For some bartenders, it’s a huge sacrifice to work on holidays, and for others, it’s a welcome excuse to skip out on family drama. Regardless of where you stand, all bartenders must pay their dues and clock in for a holiday or two. Here are seven lessons bartenders have picked up from working holidays.
1. Prepare for the strange.
Around holidays, there is a dramatic redistribution of clientele. Most of the “normals” go on vacation, visit family, or host parties, so you’re left with a blend of service industry people, tourists, and weirdos. Social interactions take on a different rhythm. It’s all very David Lynch.
2. You must emotionally distance yourself.
When you know you’re going to be working on a holiday, it’s important to mentally treat it like any other day. Turn your phone off — it’s best to avoid potential FOMO. Working holidays isn’t as bad if you approach it with a “well, we’re stuck here, but let’s make the most of it” vibe. Once you start jonesing for eggnog and It’s a Wonderful Life, you’re a goner.
3. It will still get emotional.
That being said, holidays still trigger emotions, often unexpectedly, and there’s only so much you can control. Bar guests will run the gamut from uptight and stressed out to cutting way too loose. It’s your job to help counteract the holiday blues and to oversee the bacchanals. Add to it your own emotional roller coasters, as well as those of your co-workers’, and odds are that you or someone you know will end up crying over their beer by the end of the night.

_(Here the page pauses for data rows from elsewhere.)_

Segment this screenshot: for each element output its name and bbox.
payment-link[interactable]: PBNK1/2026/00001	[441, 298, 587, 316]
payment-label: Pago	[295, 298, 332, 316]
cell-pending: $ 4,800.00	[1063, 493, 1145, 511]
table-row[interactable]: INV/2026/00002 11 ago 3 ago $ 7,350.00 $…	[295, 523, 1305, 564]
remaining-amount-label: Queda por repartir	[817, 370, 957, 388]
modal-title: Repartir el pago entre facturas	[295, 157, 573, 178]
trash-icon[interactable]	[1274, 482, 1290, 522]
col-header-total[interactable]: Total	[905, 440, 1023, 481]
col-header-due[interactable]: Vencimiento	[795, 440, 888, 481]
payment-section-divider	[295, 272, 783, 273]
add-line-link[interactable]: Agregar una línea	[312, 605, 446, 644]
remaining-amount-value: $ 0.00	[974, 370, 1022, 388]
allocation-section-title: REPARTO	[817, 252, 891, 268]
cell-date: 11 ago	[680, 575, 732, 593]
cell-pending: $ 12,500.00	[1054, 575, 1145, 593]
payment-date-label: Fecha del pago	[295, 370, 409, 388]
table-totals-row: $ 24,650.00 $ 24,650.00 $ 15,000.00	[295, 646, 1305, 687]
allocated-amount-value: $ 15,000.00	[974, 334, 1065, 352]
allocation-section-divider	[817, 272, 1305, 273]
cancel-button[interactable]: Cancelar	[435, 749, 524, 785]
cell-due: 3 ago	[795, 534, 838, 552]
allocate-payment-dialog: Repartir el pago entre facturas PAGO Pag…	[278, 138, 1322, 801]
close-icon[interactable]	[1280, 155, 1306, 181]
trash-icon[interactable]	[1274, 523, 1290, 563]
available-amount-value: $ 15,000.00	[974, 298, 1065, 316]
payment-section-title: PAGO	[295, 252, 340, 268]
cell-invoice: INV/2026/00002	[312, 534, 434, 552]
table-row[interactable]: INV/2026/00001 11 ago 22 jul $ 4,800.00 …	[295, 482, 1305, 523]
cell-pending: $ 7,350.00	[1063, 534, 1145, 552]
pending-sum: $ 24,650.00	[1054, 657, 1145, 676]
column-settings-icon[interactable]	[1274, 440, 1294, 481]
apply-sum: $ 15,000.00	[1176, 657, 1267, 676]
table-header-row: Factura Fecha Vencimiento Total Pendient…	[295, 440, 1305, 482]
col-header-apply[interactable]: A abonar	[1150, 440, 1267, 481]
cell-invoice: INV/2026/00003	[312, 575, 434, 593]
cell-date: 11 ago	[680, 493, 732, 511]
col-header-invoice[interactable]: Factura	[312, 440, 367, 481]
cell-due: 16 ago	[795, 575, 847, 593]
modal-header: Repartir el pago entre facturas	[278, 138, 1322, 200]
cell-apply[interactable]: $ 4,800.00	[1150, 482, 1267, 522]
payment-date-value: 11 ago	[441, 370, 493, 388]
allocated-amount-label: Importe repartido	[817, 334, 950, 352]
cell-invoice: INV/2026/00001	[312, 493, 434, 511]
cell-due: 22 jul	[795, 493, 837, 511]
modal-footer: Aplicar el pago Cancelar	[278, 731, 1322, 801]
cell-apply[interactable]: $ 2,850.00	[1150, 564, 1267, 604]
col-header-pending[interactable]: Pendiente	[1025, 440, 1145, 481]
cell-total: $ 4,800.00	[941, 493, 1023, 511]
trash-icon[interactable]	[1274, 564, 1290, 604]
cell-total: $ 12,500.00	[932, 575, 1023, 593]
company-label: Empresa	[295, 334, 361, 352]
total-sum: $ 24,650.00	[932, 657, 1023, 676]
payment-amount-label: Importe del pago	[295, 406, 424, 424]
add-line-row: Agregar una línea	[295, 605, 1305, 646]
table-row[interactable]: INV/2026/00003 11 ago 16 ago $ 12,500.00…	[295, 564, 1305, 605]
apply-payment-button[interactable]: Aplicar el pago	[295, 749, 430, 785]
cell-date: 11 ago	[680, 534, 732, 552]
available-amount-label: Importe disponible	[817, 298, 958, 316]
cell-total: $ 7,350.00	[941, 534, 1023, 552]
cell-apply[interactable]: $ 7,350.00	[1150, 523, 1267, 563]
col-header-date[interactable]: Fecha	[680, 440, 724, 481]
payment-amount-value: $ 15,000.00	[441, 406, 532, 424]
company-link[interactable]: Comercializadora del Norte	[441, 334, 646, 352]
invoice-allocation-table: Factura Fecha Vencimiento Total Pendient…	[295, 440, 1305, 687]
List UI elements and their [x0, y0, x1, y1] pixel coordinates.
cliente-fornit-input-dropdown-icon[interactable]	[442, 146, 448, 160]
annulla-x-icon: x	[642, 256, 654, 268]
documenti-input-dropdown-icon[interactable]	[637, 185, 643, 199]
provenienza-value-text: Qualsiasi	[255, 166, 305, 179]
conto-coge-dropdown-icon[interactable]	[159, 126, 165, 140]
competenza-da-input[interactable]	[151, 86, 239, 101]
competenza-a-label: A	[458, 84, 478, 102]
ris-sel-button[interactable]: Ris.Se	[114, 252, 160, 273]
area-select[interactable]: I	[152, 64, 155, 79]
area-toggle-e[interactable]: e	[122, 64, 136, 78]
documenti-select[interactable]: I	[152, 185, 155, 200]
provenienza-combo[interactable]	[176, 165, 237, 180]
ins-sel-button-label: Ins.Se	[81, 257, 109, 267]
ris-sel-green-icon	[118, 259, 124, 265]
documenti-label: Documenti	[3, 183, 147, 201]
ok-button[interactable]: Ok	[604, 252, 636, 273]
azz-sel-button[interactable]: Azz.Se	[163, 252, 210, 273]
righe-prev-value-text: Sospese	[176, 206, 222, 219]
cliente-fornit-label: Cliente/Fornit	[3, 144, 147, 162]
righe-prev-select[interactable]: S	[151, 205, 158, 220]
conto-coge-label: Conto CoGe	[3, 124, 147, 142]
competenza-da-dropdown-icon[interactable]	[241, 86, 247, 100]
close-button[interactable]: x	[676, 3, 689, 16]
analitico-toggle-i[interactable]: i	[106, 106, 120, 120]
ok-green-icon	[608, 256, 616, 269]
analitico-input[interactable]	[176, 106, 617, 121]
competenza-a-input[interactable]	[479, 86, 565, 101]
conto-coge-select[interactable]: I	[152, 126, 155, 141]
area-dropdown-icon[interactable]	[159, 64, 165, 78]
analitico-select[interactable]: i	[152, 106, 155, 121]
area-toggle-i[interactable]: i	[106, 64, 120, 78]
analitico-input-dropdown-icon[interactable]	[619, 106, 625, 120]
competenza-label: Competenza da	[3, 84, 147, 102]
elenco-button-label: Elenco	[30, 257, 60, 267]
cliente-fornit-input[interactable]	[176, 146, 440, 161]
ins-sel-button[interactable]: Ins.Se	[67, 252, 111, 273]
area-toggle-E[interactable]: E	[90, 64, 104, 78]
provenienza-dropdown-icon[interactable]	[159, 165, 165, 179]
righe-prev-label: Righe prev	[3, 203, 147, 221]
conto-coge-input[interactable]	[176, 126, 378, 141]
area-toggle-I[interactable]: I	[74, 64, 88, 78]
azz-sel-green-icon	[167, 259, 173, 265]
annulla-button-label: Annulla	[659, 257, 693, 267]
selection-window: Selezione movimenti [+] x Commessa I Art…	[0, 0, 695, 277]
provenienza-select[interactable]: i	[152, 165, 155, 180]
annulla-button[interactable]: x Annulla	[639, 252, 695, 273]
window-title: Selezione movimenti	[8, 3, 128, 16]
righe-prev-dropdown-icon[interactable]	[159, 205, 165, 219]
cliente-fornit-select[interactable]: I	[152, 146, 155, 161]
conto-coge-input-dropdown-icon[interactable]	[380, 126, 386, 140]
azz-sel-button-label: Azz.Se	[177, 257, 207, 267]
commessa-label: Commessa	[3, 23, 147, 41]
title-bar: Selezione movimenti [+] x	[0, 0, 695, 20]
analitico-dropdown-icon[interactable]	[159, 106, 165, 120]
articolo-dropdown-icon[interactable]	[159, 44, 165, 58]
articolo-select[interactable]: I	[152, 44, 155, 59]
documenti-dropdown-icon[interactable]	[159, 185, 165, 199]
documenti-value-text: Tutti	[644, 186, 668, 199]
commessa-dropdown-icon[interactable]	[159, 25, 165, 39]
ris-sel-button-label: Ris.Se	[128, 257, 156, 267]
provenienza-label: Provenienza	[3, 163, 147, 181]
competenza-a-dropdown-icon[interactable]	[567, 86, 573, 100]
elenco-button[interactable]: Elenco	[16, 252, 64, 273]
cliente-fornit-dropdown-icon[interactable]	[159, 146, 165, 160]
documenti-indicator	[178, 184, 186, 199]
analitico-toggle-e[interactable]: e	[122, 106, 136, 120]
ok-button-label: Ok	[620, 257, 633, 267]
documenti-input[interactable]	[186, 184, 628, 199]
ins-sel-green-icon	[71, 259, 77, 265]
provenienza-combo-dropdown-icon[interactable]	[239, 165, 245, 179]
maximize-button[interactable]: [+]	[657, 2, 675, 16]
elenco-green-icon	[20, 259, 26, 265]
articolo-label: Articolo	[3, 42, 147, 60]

4. Deep bonds are forged in the holiday trenches.
Few things bond co-workers like sharing a drink at a shitty dive bar after a slammed holiday shift. Like it or not, your co-workers are your family.
5. You will piss off loved ones.
No matter how long you work in the service industry, your mom will never fully understand why you couldn’t get your Christmas shift covered. Boyfriends/girlfriends, husbands/wives, best friends, and roommates will take turns chewing you out for missing birthdays and bridal showers. Try your best to make every other invite, but at the end of the day, if you don’t work, you don’t get paid.
6. Every restaurant or bar should close one day a year.
Thanksgiving or Christmas are good options, but it could be another day, depending on the traffic patterns of the bar. Owners may lose some money, but it’s worth it for staff morale. Perhaps, pick your slowest day of the year and close for a staff party. There’s something very special about being able to spend time with your co-workers when no one has to work. And when you spend your life serving others, it’s essential to take time to honor the work that you do.
7. It’s feast or famine.
Are you a bartender at a sports bar on Valentine’s or a bespoke cocktail spot on Super Bowl Sunday? Depending on the holiday, your bar will either be slammed or empty, and that’s just the nature of things.